Mientras la vacunación contra el coronavirus avanza en todo el mundo, tanto Pfizer como Moderna estudian si sus vacunas pueden aplicarse en niños de 5 a 11 años, una población que aún no fue inmunizada. Por un pedido de la Administración de Medicinas y Alimentos de EEUU (FDA, por sus siglas en inglés), los laboratorios ampliaron sus investigaciones para determinar si sus inoculaciones pueden utilizarse para proteger del COVID-19 a este rango etario.
Según publicó The New York Times, varias personas familiarizadas con los ensayos dijeron que la FDA manifestó a Pfizer-BioNTech y Moderna que el tamaño y el alcance de sus estudios pediátricos, eran inadecuados para detectar los efectos secundarios raros, incluida la miocarditis, una inflamación del músculo cardíaco, y la pericarditis, una inflamación de la delgada membrana similar a un saco que rodea al corazón.
En este marco, la FDA instó a las empresas a que incluyan a 3.000 niños en el grupo de edad de 5 a 11 años, el grupo para el que se esperaban los primeros resultados.

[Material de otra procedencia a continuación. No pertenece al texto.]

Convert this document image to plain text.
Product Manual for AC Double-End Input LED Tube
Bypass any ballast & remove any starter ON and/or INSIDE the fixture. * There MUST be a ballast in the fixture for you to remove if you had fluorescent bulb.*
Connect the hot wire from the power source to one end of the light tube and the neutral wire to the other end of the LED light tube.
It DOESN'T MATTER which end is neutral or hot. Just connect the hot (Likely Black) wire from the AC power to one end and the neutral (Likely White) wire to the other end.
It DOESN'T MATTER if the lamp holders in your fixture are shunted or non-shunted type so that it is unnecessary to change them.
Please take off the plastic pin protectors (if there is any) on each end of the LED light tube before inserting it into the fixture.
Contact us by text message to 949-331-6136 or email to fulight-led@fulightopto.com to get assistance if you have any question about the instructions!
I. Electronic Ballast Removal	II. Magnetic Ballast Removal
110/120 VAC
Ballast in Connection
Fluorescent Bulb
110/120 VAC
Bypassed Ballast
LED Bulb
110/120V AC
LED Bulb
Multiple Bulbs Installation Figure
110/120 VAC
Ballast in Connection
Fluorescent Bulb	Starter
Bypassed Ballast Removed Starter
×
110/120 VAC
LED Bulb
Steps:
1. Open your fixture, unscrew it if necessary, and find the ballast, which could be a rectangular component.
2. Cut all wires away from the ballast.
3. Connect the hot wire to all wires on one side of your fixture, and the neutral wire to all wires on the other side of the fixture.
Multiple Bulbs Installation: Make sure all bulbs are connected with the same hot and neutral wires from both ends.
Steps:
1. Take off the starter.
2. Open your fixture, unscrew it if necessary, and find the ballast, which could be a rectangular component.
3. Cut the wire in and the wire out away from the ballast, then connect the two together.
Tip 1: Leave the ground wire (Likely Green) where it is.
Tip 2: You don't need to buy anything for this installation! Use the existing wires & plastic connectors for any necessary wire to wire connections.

Ante la consulta del medio norteamericano, un vocero de Moderna, Ray Jordan, confirmó que la compañía tiene la intención de expandir su estudio “para inscribir una base de datos de seguridad más grande que aumenta la probabilidad de detectar eventos más raros” y espera buscar autorización de emergencia en el “invierno (estadounidense) de 2021/principios de 2022”.

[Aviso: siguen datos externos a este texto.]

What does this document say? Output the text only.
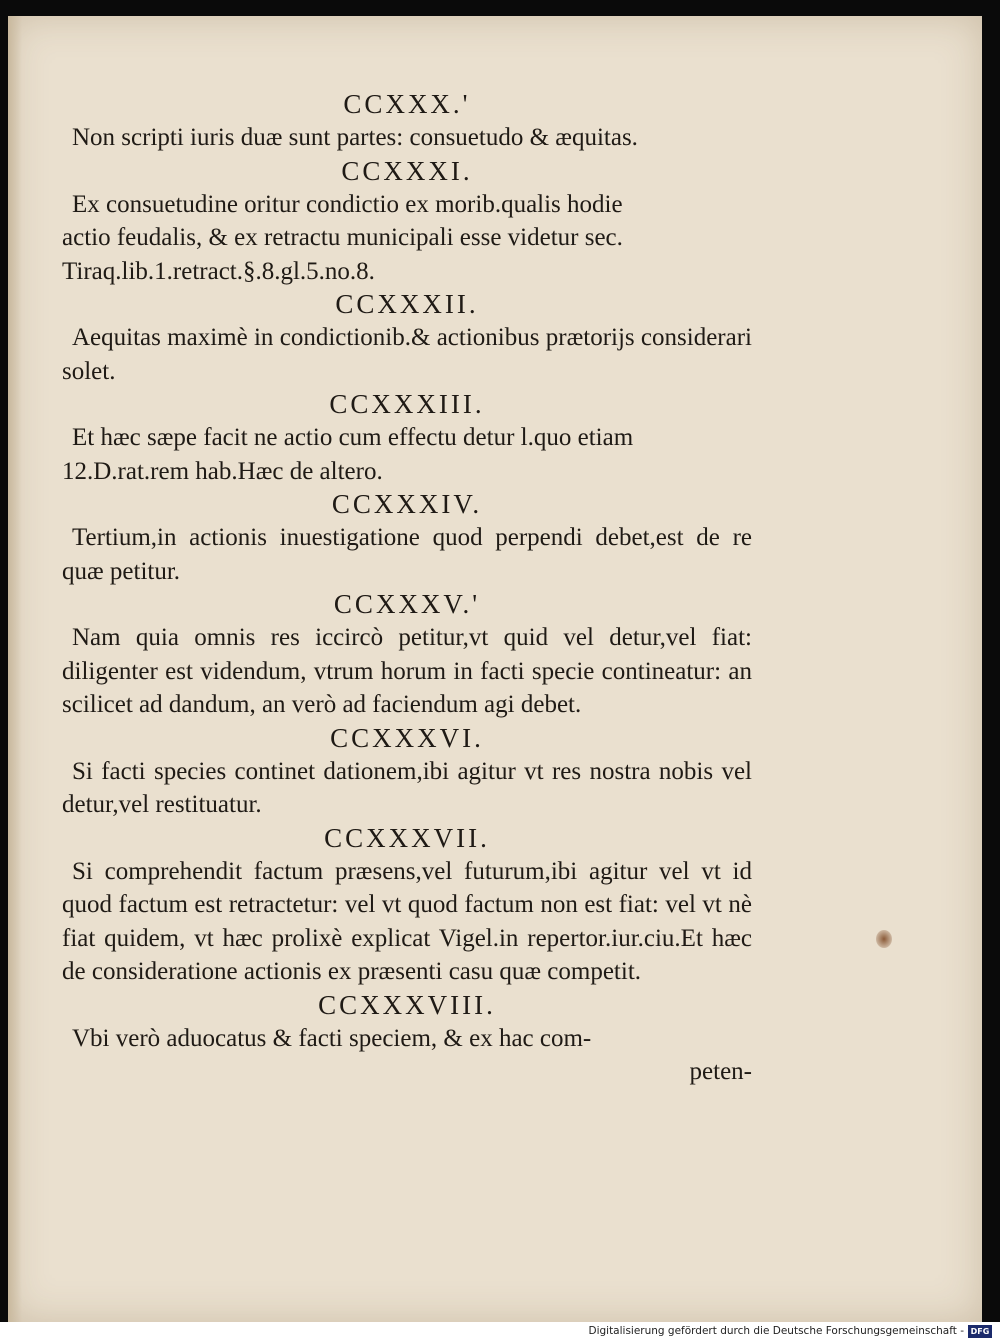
CCXXX.'

Non scripti iuris duæ sunt partes: consuetudo & æquitas.

CCXXXI.

Ex consuetudine oritur condictio ex morib.qualis hodie

actio feudalis, & ex retractu municipali esse videtur sec.

Tiraq.lib.1.retract.§.8.gl.5.no.8.

CCXXXII.

Aequitas maximè in condictionib.& actionibus prætorijs considerari solet.

CCXXXIII.

Et hæc sæpe facit ne actio cum effectu detur l.quo etiam

12.D.rat.rem hab.Hæc de altero.

CCXXXIV.

Tertium,in actionis inuestigatione quod perpendi debet,est de re quæ petitur.

CCXXXV.'

Nam quia omnis res iccircò petitur,vt quid vel detur,vel fiat: diligenter est videndum, vtrum horum in facti specie contineatur: an scilicet ad dandum, an verò ad faciendum agi debet.

CCXXXVI.

Si facti species continet dationem,ibi agitur vt res nostra nobis vel detur,vel restituatur.

CCXXXVII.

Si comprehendit factum præsens,vel futurum,ibi agitur vel vt id quod factum est retractetur: vel vt quod factum non est fiat: vel vt nè fiat quidem, vt hæc prolixè explicat Vigel.in repertor.iur.ciu.Et hæc de consideratione actionis ex præsenti casu quæ competit.

CCXXXVIII.

Vbi verò aduocatus & facti speciem, & ex hac com-

peten-

Digitalisierung gefördert durch die Deutsche Forschungsgemeinschaft - DFG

Vale destacar que la vacuna de Pfizer-BioNTech es la única que hasta el momento cuenta con la autorización de emergencia para ser aplicada en adolescentes de entre 12 y 18 años, por parte de la Administración de Medicinas y Alimentos de EEUU (FDA, por sus siglas en inglés) y la Agencia Europea de Medicamentos (EMA), lo mismo que, en Argentina, por la Administración Nacional de Medicamentos, Alimentos y Tecnología Médica (ANMAT). Moderna tramita que su inoculante reciba la misma aprobación.

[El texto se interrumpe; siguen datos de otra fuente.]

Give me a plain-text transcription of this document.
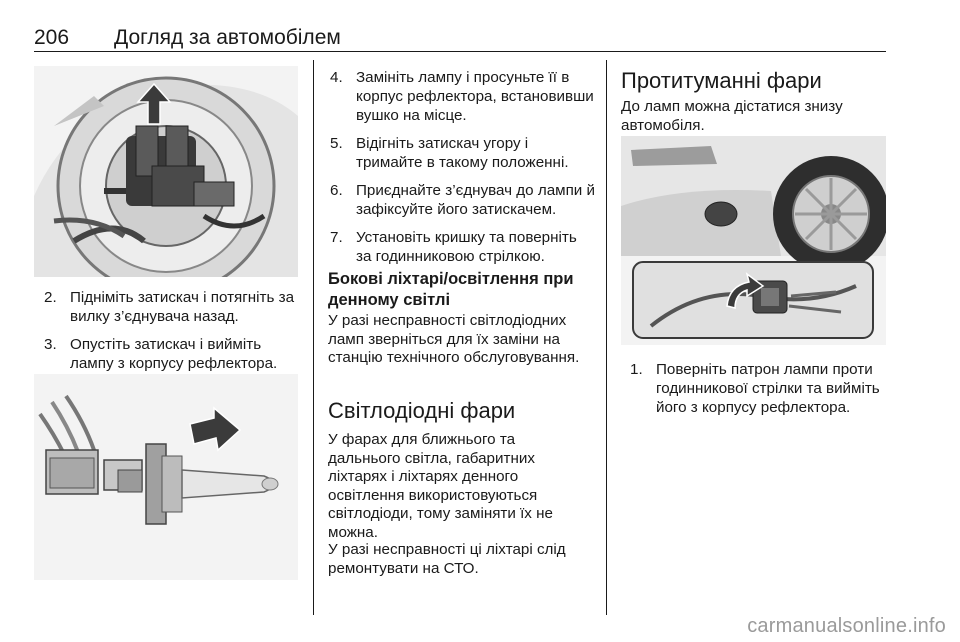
206 Догляд за автомобілем
2. Підніміть затискач і потягніть за вилку з’єднувача назад.
3. Опустіть затискач і вийміть лампу з корпусу рефлектора.
4. Замініть лампу і просуньте її в корпус рефлектора, встановивши вушко на місце.
5. Відігніть затискач угору і тримайте в такому положенні.
6. Приєднайте з’єднувач до лампи й зафіксуйте його затискачем.
7. Установіть кришку та поверніть за годинниковою стрілкою.
Бокові ліхтарі/освітлення при денному світлі
У разі несправності світлодіодних ламп зверніться для їх заміни на станцію технічного обслуговування.
Світлодіодні фари
У фарах для ближнього та дальнього світла, габаритних ліхтарях і ліхтарях денного освітлення використовуються світлодіоди, тому заміняти їх не можна.
У разі несправності ці ліхтарі слід ремонтувати на СТО.
Протитуманні фари
До ламп можна дістатися знизу автомобіля.
1. Поверніть патрон лампи проти годинникової стрілки та вийміть його з корпусу рефлектора.
carmanualsonline.info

El ensayo de Moderna comenzó a reclutar pacientes en marzo con el objetivo de inscribir a 6.795 participantes entre las edades de seis meses y menos de 12 años, al tiempo que Pfizer tiene un cronograma más rápido que Moderna y es posible que pueda cumplir con las expectativas de la FDA sobre un tamaño de prueba más grande y aun así presentar una solicitud para expandir la autorización de emergencia de su vacuna para fines de septiembre.
Por su parte, Pfizer declaró anteriormente que espera tener resultados para el grupo de 5 a 11 años en septiembre, con resultados para niños de dos a cinco años poco después. Los resultados para los niños más pequeños entre las edades de seis meses y dos años se esperan en octubre o noviembre.